PORTIA BENNETT (MAMA P) The Observer. An Afro-Caribbean woman in her 70s. She is George's maternal grandmother. She has been housekeeper and family to Julianne and Rena Strauss for more than 30 years. She is their confidante and feels she owes them much as they gave her a job when she was fresh off the boat, a home, and adopted George when her daughter suddenly died and she had nothing. She now lives with
George and Hedda in Harlem, and needs to remember she is no one’s housemaid. She speaks with a Caribbean accent.

MRS. GRACIE ELVSTED, is a young white woman in her early 30s married to an older finance guy and councilman, living in Rochester, NY. She is a petite attractive Julia Garner type (Ozark), with untamed, curly hair - hair she is just starting to appreciate, with intense blue eyes. Gracie keeps her cards close. Some may call her introverted. It's the quiet ones you gotta look out for. Gracie is a writer, looking for purpose. She knows George and Hedda from Yale.

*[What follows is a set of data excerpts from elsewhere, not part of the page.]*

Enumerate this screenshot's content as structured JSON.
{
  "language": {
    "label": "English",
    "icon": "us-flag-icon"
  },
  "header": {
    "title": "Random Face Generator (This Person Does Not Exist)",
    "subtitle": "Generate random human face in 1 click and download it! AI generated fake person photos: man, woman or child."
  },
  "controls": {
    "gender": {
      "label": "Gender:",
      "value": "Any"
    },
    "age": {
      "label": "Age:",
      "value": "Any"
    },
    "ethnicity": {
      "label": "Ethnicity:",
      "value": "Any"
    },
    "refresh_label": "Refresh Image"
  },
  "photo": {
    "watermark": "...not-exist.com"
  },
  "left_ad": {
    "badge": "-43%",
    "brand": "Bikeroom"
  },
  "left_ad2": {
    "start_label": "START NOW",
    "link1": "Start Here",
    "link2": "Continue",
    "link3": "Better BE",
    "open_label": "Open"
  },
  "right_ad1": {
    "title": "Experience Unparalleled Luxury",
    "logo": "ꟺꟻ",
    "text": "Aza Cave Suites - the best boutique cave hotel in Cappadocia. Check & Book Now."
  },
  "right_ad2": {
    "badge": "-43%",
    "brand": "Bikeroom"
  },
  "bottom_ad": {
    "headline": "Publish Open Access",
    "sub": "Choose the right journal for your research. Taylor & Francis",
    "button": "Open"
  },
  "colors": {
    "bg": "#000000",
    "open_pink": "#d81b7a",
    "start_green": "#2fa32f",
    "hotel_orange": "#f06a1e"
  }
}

JASON BRACK (JB): 50s. White. Dangerous... okay, mercurial. The Strauss family’s financial advisor/lawyer, go-to guy. His father originally took care of the Strauss family. JB has been married a few times and decided for everyone’s sanity, he’s happier being single. He and Hedda were lovers. Okay, maybe they still are.

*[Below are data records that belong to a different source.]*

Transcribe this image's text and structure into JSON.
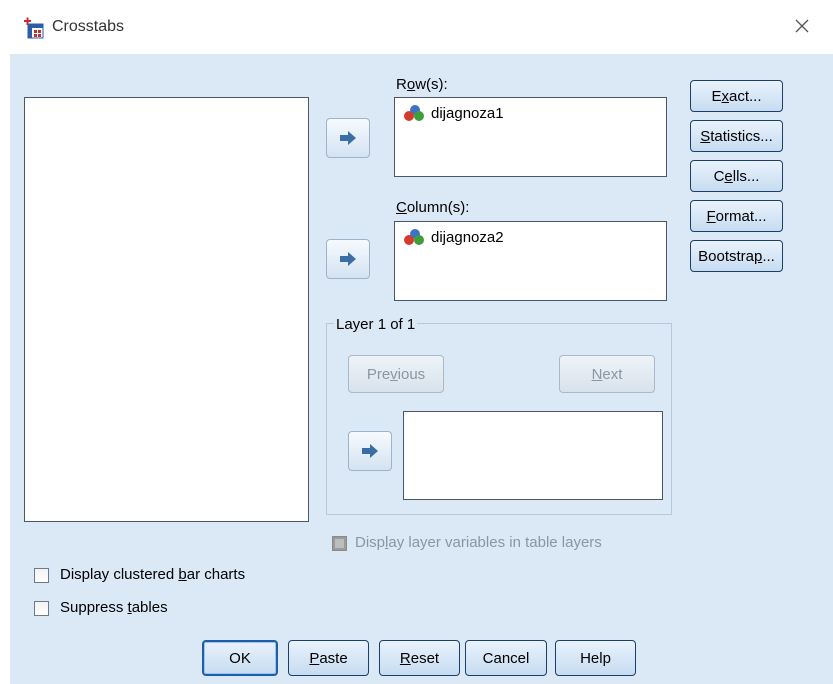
{
  "window": {
    "title": "Crosstabs",
    "icon": "crosstabs-table-icon",
    "close_icon": "close-icon"
  },
  "source_list": {
    "items": []
  },
  "rows": {
    "label_pre": "R",
    "label_ul": "o",
    "label_post": "w(s):",
    "items": [
      {
        "name": "dijagnoza1",
        "icon": "nominal-variable-icon"
      }
    ]
  },
  "columns": {
    "label_pre": "",
    "label_ul": "C",
    "label_post": "olumn(s):",
    "items": [
      {
        "name": "dijagnoza2",
        "icon": "nominal-variable-icon"
      }
    ]
  },
  "layer": {
    "title": "Layer 1 of 1",
    "previous": {
      "pre": "Pre",
      "ul": "v",
      "post": "ious"
    },
    "next": {
      "pre": "",
      "ul": "N",
      "post": "ext"
    },
    "display_option": {
      "pre": "Disp",
      "ul": "l",
      "post": "ay layer variables in table layers",
      "checked": true,
      "enabled": false
    }
  },
  "side_buttons": [
    {
      "pre": "E",
      "ul": "x",
      "post": "act..."
    },
    {
      "pre": "",
      "ul": "S",
      "post": "tatistics..."
    },
    {
      "pre": "C",
      "ul": "e",
      "post": "lls..."
    },
    {
      "pre": "",
      "ul": "F",
      "post": "ormat..."
    },
    {
      "pre": "Bootstra",
      "ul": "p",
      "post": "..."
    }
  ],
  "options": {
    "clustered": {
      "pre": "Display clustered ",
      "ul": "b",
      "post": "ar charts",
      "checked": false
    },
    "suppress": {
      "pre": "Suppress ",
      "ul": "t",
      "post": "ables",
      "checked": false
    }
  },
  "bottom_buttons": {
    "ok": {
      "label": "OK"
    },
    "paste": {
      "pre": "",
      "ul": "P",
      "post": "aste"
    },
    "reset": {
      "pre": "",
      "ul": "R",
      "post": "eset"
    },
    "cancel": {
      "label": "Cancel"
    },
    "help": {
      "label": "Help"
    }
  },
  "colors": {
    "dialog_bg": "#dbe8f5",
    "button_border": "#1b3f66",
    "default_border": "#1f5ea8",
    "disabled_text": "#8a96a3"
  }
}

ELLIOT LOVE is an early 30’s chocolate African-American short story writer and novelist, writing about race and what it really means to be Black in America - even with money. A Taneheisi Coates meets Marcus Garvey meets... Lenny Kravitz kinda guy. Elliot stutters. The brotha is haunted. I’ll get to that. Just know, he is the OPPOSITE of George T. Jackson Strauss. Elliot is a descendant of A.J. Smitherman, a publisher whose family founded the Tulsa Star, a black newspaper headquartered in Greenwood that became instrumental in establishing the district’s socially-conscious mindset. Writing socially political commentary is in Elliot’s blood. He came through Howard and Yale with George and Hedda. They were the tri-facta, even though there was a competitive spirit amongst them, at times, not healthy. Elliot is brilliant but he suffers deeply and certainly not always disciplined. It’s hard to be disciplined when you are in and out of rehab and your parents are always threatening to cut the purse strings. Let's say he struggles with addiction, identity, and sexuality.